Fallarás não quis escrever uma novela histórica, até porque não há fontes históricas fidedignas para se abordar com seriedade intelectual e científica a figura de Maria Madalena, nem, tão pouco, a de Maria, mãe de Jesus, tão venerada mas de quem, na realidade, nada se sabe! A construção dos Evangelhos não configura uma narrativa histórica, mas sim uma narrativa de fé, construída conforme o interesse do narrador. 

Curiosamente a escritora faz uma analogia interessante entre a Bíblia e os filmes de cow-boys! Diz ela que “quando comecei a lê-la dei conta de que a história, desde o princípio, não é mais do que um xadrez sem peões. À partida, não se entende, o jogo não funciona. Colocar as mulheres no relato, completa-o, dando-lhe um sentido que não tinha sem elas”. É aqui que a autora considera que os relatos bíblicos têm forma de “western”, pois, no princípio, também não considerou a mulher. Aquilo era só para homens selvagens e maus, dormindo na montanha tendo a sela por travesseiro. “No ‘western’ as únicas camas são as da cadeia e do bordel. Como relato é uma idiotice igual ao Evangelho de Paulo de Tarso, que considerava a mulher um erro”. 

A sua curiosidade por Maria Madalena tomou forma quando o papa Francisco decidiu nomeá-la apóstolo! Foi em 2016 que a Igreja resgatou aquela mulher que foi referida, durante séculos, como sendo possuída por sete demónios. A Igreja sempre a apelidou de prostituta, adúltera e pecadora. Desde Junho de 2016 Maria Madalena tem dignidade de Mulher, e o seu dia foi marcado no calendário litúrgico (22 de Julho), por mostrar “um grande amor a Cristo e ter sido tão amada por ele, devendo ser exemplo e modelo para toda a mulher na Igreja”.

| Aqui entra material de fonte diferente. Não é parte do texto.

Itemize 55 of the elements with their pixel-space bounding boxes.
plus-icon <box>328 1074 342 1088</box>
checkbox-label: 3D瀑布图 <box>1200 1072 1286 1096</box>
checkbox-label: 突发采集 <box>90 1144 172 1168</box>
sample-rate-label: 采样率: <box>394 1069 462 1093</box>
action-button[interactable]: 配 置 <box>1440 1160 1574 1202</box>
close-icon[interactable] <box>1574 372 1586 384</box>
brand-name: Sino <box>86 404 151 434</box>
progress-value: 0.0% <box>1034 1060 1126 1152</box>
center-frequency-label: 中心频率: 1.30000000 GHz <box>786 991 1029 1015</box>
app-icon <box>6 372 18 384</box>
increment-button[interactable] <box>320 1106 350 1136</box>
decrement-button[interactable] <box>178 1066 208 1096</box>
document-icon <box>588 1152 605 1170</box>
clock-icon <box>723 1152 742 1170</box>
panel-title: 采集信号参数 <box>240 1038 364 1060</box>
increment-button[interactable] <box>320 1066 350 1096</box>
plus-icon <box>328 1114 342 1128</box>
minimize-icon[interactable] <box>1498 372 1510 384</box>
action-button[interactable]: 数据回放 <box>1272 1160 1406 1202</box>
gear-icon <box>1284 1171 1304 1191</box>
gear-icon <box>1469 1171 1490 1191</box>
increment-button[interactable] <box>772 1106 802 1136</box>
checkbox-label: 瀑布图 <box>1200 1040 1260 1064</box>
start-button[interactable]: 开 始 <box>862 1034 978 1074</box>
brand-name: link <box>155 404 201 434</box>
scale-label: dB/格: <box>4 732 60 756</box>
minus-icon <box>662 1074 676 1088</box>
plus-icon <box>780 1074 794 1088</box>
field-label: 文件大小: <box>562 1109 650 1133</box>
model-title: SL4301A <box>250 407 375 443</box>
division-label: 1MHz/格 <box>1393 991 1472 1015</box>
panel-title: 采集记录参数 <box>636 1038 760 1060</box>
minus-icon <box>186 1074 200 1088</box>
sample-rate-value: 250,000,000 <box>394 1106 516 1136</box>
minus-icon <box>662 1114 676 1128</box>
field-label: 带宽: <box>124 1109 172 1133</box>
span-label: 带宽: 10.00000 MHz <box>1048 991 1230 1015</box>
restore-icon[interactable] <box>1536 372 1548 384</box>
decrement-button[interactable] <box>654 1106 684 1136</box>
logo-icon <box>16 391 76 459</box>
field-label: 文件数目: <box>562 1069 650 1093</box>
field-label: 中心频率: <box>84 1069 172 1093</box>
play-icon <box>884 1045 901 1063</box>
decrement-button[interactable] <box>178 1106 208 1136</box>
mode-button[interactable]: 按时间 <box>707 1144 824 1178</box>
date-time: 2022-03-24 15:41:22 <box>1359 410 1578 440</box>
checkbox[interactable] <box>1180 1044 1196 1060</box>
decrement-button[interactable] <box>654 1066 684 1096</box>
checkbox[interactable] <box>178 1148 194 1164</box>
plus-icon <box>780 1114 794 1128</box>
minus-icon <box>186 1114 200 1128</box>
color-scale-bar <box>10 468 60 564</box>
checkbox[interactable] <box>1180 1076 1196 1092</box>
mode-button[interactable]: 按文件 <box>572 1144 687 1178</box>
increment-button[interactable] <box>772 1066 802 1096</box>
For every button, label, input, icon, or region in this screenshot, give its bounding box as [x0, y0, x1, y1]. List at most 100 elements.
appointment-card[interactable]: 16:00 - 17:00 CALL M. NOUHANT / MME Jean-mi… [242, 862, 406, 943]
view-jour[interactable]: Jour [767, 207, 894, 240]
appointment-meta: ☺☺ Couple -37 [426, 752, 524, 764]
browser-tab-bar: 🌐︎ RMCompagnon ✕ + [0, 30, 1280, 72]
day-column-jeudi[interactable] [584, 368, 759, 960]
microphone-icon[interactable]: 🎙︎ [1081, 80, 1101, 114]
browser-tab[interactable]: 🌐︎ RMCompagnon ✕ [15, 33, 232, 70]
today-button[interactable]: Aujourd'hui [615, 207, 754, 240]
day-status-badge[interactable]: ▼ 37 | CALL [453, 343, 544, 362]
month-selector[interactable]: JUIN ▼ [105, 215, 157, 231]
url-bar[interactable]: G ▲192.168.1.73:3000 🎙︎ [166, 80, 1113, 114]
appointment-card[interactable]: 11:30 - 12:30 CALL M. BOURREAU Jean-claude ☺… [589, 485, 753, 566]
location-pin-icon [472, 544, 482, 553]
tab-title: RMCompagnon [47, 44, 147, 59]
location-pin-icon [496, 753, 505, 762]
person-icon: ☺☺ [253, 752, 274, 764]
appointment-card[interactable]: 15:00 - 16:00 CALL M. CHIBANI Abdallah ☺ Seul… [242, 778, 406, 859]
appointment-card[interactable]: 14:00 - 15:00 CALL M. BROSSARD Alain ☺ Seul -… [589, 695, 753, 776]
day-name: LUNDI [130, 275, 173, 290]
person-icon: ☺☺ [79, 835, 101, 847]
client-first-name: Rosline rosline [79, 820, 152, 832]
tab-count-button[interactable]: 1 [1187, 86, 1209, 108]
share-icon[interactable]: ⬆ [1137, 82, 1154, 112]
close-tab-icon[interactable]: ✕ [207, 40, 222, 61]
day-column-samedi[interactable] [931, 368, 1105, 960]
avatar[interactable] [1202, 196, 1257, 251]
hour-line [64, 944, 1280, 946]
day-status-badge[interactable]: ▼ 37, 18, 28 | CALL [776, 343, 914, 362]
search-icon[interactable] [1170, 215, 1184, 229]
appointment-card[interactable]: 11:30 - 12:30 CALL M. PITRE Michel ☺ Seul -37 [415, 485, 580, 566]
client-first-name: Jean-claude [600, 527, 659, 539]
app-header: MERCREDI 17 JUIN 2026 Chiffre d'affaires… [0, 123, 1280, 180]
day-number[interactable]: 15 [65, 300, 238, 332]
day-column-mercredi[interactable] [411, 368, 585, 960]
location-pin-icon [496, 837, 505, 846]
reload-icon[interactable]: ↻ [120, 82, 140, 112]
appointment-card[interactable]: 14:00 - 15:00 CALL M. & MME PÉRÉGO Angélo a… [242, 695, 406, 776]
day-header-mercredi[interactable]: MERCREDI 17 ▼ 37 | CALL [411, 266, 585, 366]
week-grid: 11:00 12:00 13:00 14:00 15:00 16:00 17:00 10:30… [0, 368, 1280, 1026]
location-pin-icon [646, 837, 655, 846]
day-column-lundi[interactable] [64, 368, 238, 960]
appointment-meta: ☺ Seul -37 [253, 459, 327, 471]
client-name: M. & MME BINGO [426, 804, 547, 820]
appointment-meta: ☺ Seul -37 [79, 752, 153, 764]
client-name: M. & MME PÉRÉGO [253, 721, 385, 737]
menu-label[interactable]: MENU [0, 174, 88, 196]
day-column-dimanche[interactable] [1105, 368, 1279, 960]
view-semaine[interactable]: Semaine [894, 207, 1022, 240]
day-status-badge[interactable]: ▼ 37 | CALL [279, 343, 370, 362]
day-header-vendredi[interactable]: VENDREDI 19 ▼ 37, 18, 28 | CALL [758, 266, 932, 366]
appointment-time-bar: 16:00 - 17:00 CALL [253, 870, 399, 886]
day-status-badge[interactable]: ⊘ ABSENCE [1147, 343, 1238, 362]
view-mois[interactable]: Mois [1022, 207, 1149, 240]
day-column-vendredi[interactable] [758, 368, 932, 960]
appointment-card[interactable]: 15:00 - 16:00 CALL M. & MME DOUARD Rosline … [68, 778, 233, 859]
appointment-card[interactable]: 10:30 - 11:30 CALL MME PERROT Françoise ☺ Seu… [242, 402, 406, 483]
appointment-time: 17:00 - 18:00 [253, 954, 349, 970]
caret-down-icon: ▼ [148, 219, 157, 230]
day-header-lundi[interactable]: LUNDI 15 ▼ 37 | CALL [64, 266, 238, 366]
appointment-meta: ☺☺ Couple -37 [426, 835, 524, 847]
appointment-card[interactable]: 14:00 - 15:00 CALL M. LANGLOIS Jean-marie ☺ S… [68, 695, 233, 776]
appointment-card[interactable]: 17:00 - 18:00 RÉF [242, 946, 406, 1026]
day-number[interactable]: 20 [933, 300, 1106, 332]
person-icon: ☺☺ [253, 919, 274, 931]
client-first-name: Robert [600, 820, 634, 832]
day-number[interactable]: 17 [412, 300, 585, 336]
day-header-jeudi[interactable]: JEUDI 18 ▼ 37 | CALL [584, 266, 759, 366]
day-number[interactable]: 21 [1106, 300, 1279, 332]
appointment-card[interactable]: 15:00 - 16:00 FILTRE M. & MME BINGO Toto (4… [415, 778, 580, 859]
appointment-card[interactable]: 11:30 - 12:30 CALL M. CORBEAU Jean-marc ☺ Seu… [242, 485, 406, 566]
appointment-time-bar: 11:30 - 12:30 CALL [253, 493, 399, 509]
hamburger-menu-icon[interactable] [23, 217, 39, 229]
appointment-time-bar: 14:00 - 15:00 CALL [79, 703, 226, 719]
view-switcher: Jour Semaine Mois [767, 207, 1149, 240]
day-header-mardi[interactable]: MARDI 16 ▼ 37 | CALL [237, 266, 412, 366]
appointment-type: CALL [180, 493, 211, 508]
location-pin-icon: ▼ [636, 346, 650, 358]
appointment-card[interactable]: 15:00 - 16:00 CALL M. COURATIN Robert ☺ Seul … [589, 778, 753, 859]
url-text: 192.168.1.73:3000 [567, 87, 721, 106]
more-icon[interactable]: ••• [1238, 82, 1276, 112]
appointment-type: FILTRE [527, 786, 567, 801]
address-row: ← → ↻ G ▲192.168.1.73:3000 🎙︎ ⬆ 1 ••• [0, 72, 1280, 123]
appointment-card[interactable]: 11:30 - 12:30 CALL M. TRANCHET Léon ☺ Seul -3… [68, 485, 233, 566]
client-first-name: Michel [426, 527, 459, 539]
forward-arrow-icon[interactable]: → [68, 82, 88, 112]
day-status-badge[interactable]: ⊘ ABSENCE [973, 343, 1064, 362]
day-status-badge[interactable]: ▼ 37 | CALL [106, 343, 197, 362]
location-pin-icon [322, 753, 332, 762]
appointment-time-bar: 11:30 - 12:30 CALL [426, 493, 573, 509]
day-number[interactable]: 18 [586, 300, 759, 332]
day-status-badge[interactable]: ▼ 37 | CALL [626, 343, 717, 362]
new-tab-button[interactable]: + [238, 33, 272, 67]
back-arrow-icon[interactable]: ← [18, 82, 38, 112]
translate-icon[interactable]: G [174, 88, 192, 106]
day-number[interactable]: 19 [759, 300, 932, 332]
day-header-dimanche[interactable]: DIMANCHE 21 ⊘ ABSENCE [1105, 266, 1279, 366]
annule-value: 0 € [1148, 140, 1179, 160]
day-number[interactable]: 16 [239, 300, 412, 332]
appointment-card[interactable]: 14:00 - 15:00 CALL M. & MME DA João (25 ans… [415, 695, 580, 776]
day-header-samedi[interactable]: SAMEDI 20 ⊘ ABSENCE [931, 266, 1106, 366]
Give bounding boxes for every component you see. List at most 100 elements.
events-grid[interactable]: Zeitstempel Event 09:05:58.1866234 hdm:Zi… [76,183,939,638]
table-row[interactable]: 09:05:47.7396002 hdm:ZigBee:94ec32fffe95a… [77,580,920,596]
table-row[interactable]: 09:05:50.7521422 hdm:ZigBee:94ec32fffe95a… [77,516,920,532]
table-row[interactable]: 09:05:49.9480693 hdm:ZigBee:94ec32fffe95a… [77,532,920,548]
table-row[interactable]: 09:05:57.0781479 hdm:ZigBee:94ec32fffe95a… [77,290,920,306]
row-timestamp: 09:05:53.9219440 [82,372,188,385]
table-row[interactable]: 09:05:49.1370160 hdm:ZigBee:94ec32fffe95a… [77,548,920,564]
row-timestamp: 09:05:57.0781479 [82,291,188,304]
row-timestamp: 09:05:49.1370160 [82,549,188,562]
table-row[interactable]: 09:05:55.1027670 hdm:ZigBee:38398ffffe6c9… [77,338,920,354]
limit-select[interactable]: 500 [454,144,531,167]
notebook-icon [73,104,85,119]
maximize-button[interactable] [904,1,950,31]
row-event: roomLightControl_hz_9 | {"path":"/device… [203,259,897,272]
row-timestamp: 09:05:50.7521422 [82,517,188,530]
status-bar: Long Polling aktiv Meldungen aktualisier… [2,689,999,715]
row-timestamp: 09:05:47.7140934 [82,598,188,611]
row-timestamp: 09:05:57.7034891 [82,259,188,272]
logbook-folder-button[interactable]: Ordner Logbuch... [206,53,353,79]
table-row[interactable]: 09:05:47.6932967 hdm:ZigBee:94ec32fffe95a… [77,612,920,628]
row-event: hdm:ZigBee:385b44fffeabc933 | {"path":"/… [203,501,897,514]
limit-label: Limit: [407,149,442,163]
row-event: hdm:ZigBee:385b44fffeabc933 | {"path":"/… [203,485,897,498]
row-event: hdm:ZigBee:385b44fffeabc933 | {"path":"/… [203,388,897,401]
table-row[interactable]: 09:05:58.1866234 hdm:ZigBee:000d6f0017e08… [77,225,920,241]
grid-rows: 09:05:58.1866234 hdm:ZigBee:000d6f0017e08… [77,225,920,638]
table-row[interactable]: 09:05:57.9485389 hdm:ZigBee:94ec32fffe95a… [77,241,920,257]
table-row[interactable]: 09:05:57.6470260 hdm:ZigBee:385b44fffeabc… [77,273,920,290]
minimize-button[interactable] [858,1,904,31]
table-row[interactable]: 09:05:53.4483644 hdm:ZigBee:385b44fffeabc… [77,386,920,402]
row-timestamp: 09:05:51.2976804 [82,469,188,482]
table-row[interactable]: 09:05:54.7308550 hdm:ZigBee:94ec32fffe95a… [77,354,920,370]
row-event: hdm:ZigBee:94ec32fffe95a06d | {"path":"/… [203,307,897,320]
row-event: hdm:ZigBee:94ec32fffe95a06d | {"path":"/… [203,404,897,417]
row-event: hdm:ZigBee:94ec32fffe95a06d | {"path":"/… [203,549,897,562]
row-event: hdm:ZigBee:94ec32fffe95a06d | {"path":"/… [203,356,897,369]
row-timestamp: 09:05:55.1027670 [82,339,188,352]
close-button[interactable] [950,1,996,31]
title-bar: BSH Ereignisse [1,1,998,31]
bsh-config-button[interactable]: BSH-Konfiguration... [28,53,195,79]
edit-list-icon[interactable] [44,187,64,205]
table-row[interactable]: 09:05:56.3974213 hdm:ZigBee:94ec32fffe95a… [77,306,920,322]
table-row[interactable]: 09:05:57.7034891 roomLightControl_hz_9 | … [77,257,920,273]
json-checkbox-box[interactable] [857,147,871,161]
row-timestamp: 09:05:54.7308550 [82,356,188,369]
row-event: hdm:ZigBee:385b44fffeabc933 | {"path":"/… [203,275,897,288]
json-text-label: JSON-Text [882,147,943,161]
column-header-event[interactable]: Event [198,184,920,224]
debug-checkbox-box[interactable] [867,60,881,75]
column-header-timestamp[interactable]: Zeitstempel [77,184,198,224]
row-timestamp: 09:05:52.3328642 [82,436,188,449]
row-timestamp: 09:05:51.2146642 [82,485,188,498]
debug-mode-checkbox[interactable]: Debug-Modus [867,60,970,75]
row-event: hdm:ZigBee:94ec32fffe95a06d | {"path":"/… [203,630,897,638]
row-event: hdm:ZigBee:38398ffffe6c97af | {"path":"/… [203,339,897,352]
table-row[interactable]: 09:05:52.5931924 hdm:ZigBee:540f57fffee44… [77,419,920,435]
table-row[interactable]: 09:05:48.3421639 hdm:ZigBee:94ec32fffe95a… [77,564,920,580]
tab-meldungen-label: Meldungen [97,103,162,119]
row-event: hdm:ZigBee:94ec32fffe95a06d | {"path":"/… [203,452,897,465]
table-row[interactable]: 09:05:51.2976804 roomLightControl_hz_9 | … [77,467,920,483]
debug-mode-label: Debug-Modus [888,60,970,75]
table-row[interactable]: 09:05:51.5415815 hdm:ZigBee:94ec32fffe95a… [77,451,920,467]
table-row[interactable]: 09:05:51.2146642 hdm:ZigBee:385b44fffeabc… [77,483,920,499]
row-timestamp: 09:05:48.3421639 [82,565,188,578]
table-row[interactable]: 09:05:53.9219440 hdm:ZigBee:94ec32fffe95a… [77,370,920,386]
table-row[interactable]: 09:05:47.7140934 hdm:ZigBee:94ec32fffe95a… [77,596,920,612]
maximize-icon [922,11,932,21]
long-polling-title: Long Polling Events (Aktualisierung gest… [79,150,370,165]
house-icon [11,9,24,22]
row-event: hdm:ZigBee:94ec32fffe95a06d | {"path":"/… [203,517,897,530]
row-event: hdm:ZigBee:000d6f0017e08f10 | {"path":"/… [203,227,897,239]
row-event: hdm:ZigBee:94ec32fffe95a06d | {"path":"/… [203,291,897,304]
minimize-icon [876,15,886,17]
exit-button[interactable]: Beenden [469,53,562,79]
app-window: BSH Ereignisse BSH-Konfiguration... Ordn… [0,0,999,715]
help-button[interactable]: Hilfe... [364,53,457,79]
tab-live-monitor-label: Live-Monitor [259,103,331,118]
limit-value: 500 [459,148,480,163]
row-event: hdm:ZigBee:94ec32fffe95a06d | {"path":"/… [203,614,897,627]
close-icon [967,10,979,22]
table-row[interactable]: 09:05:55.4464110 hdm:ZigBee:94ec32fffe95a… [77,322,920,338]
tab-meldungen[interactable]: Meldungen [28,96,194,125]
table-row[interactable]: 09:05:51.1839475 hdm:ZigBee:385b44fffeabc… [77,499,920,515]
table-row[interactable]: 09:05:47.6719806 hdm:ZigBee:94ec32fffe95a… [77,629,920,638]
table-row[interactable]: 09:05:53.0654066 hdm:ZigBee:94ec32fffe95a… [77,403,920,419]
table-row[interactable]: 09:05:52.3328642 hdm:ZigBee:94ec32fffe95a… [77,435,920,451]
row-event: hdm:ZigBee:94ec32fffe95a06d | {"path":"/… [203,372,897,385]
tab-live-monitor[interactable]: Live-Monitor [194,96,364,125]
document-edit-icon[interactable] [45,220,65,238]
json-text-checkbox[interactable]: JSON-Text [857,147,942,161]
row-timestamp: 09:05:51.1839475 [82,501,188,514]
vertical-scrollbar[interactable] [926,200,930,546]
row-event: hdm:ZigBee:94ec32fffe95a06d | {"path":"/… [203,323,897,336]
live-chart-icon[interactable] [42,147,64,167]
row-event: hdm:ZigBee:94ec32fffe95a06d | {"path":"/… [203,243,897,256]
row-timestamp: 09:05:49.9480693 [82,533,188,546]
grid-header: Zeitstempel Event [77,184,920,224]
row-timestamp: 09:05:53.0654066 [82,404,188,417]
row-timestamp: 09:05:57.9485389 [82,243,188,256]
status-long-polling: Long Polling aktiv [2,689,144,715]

Cristina Fallarás foi criada num ambiente ultra-católico, passando 17 anos em colégios religiosos femininos. “Sempre soube que havia algo de errado naquela vivência. Não houve nenhum momento em que me desse conta de que o mundo era injusto connosco […] educam-nos com um medo de que não se fala […] como se fossemos o Capuchinho Vermelho, que não é uma mulher, mas uma menina”. 

Na sua obra Fallarás espelha Maria Madalena como uma mulher culta, bissexual e rica. Com base neste possível entendimento da história de Madalena, a autora ficcionou no sentido de explorar “a origem da violência com que nos tratam”. Na Bíblia há três mulheres sexualizadas: Eva, Maria e Maria Madalena. “A primeira é tratada como sendo a culpada de todos os males da Humanidade. A segunda é virgem, perfeita, impoluta… algo inalcançável e absurdo. E a terceira… é uma puta… sem mais! Alguém a quem se usava. A mulher é um corpo que pode ser usado por todos, dizem os Evangelhos”. E conclui a autora: “tenho a raiva dentro de mim […] e qualquer mulher que não tenha a raiva dentro, não é consciente da violência que sofre em cada dia”.